Gear Up For Bout of Inflation

The Economic Times     20th January 2021     Save    

Context: The possibility of a spike in inflation in the near term is high, driven by rising global commodity prices. Monetary policy should look through it, rather than raising rates.

Factors stoking inflation

  • Flood of liquidity amidst pandemic: While the governments worldwide have extended support, this has lowered the interest rates and raised the asset prices.
    • It has resulted in the phenomenon of slipping company sales and rising company stock prices. (Since policy rates are close to zero in the US and negative in Europe).
    • Liquidity has affected only asset prices and not the prices of goods and services because:
      • Goods and services are traded across borders, and most traded prices are invoiced in dollars
      • China’s ability to bring large cohorts of cheap labour to the world’s supply has been one factor.
      • Rising automation levels to offset declining labour supply and rising wages have played their role in more recent times.
      • Depressed demand, thanks to the pandemic, has been yet another factor.
  • Spurt in global commodity prices: an increase in commodity prices resulting from the revival of the economy from Covid and associated restrictions can stoke inflation.
    • Global food prices are buoyant too, including a fall in crude price due to declining output.
    • A part of the rise in commodity prices is speculative: stocking up and anticipating the global infrastructure-building spree pushing up commodity prices.

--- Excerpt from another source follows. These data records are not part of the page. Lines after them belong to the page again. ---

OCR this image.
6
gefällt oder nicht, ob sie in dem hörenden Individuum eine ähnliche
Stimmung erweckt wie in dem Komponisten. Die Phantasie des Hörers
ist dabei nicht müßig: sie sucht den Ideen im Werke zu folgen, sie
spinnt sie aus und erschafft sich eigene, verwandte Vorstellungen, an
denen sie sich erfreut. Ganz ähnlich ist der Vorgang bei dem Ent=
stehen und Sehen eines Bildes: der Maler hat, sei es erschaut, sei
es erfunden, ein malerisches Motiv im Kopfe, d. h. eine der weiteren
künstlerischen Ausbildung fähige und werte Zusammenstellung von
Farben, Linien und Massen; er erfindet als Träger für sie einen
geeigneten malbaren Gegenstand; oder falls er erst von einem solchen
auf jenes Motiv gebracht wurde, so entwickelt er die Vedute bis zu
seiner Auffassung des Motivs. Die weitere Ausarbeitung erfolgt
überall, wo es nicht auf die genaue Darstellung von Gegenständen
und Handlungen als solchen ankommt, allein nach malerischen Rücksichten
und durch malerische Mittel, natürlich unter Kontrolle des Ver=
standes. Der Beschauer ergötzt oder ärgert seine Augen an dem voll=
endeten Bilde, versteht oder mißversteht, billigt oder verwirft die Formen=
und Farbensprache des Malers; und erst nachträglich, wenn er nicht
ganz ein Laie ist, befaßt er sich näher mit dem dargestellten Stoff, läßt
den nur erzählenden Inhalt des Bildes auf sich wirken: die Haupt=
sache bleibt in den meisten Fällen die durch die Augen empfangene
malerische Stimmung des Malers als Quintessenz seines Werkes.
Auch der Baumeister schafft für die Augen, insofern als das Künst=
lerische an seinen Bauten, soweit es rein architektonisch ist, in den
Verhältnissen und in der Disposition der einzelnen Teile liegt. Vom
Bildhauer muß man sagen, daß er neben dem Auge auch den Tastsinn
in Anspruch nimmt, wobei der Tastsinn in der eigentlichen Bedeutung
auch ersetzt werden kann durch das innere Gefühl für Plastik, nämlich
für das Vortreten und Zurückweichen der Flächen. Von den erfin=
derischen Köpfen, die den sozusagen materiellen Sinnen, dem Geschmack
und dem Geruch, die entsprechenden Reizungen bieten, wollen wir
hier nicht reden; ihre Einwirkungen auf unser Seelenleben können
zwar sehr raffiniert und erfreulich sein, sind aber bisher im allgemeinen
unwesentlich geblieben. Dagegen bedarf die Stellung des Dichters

Challenges to the monetary policy:

  • Risk of market distortion: raising policy rates to resist the price rise would distort the output structure because the economy needs credit flow, to raise output
    • Rise in commodity prices is the signal to produce more of the commodities, boosting production.

Way Forward

  • Inflation supportive monetary policy: Monetary policy should allow rising prices of raw material (like steel, iron etc.) for increasing the production of close substitutes as a result of an increase in output.
  • Ensure supportive and expansionary fiscal policy:
    • Stepped-up investment would directly create demand and raise confidence, inducing greater spending and increased production.
    • Moderate rupee against the dollar: Slashing import duties, currently at an average of 14%, is another way to keep imported inflation under check.
    • Increased demand (as a result of policy rate cut-> easy credit flow ->increased investment and output ->income and wage hike) should be met with increased production, rather than a further rise in prices.